Deux exemplaires de l'Airbus A380 devraient atterrir pour la première fois lundi aux Etats-Unis, pays dont les compagnies aériennes ont pour l'instant boudé le très gros porteur de l'avionneur européen.

Deux exemplaires de cet appareil, qui a détrôné le Boeing 747 en tant que plus gros avion de transport de passagers au monde, doivent atterrir quasi simultanément à 18h30 HB sur les pistes des aéroports internationaux de New York (JFK) et de Los Angeles (LAX).

Les deux géants des airs partiront respectivement de Francfort (ouest de l'Allemagne) et de Toulouse (sud-ouest de la France). Ils transporteront chacun 500 invités d'Airbus pour ces vols d'essai en conditions commerciales.

Los Angeles, cinquième aéroport au monde en termes de passagers, sera la première destination aux Etats-Unis pour l'A380 quand il sera en service pour la compagnie australienne Qantas. Les autorités de la ville s'attendent à une affluence de plusieurs milliers de curieux autour de l'aéroport pour observer l'appareil.

Mais les transporteurs aériens aux Etats-Unis ne partagent pas cet enthousiasme: aucune compagnie américaine n'a commandé le moindre exemplaire de l'avion, dont le développement tortueux a été marqué par des retards et des annulations. "Il s'agit d'un événement très important, puisque l'A380 est le premier de son espèce et que ce sera la première fois qu'on le verra ici", explique à l'AFP Stephen Costley, rédacteur en chef du journal spécialisé dans l'aviation 'SpeedNews', dont le siège est à Los Angeles. "Mais ce sont surtout les amateurs d'avions qui veulent le voir voler", tempère-t-il.

De son côté, Richard Aboulafia, de l'entreprise de consultants aéronautiques Teal Group, relève que les premiers voyages de l'A380 aux Etats-Unis revêtent un caractère davantage pratique que commercial.

L'appareil "n'est pas très pertinent pour le marché nord-américain, sauf lorsqu'il s'agit de sa compatibilité avec les aéroports, cruciale notamment à LAX", dit-il.

A Los Angeles, l'A380 se prêtera à des tests de manoeuvres, de stationnement au terminal et de manutention, dont l'avitaillement.

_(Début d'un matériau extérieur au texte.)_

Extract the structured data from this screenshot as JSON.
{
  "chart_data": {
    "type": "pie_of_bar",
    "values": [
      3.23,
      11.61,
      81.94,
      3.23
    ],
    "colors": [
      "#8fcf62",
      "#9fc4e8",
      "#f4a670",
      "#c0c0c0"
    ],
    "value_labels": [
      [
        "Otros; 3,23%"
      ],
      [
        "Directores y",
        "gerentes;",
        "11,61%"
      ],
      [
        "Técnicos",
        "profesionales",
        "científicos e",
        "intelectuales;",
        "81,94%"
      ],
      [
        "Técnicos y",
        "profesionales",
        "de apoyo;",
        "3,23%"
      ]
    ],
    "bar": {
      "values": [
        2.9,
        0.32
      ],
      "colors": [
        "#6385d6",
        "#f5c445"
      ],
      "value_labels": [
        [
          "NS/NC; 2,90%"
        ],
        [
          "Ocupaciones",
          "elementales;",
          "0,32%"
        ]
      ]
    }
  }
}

Mais ni Delta ni American Airlines, les deux plus grandes compagnies américaines, n'ont jusqu'ici exprimé d'intérêt pour le colosse, note M. Aboulafia. Du reste, ces entreprises ne comptent même pas de Boeing 747 dans leur flotte et leurs plus gros avions n'ont que 300 sièges, rappelle-t-il.

L'industrie du transport aérien aux Etats-Unis se remet à peine de la crise provoquée par les attentats du 11 septembre 2001 et les compagnies aériennes semblent peu enclines à grever leurs budgets de plusieurs milliards de dollars pour acquérir l'A380.

De plus, la taille de l'avion, dont l'envergure atteint presque la longueur d'un terrain de football, est peu adaptée aux lignes desservies par les compagnies américaines, selon ces experts.

"La clé de l'avenir réside dans des avions plus petits dotés d'autonomies plus importantes", assure M. Aboulafia. "(L'ancien président d'American Airlines) Bob Crandall l'a le mieux résumé en affirmant que +personne n'a jamais fait faillite en faisant voler un avion qui avait trop peu de places+", note-t-il.

Il est possible que des compagnies américaines adoptent une attitude attentiste, mais d'autres ont dit qu'elles n'achèteraient jamais cet avion, relève pour sa part M. Costley. "J'étais à une réunion d'US Airways cette semaine et ce que j'en ai retiré, c'est que même s'il ne faut jamais dire jamais, on ne verra jamais un A380 frappé de leurs couleurs", raconte-t-il.

Cet expert pense malgré tout que l'attitude envers l'A380 pourrait changer une fois que l'avion aura commencé à faire partie du paysage des aéroports américains, via des transporteurs étrangers. "A long terme, je m'attends à ce qu'il connaisse le succès", dit-il.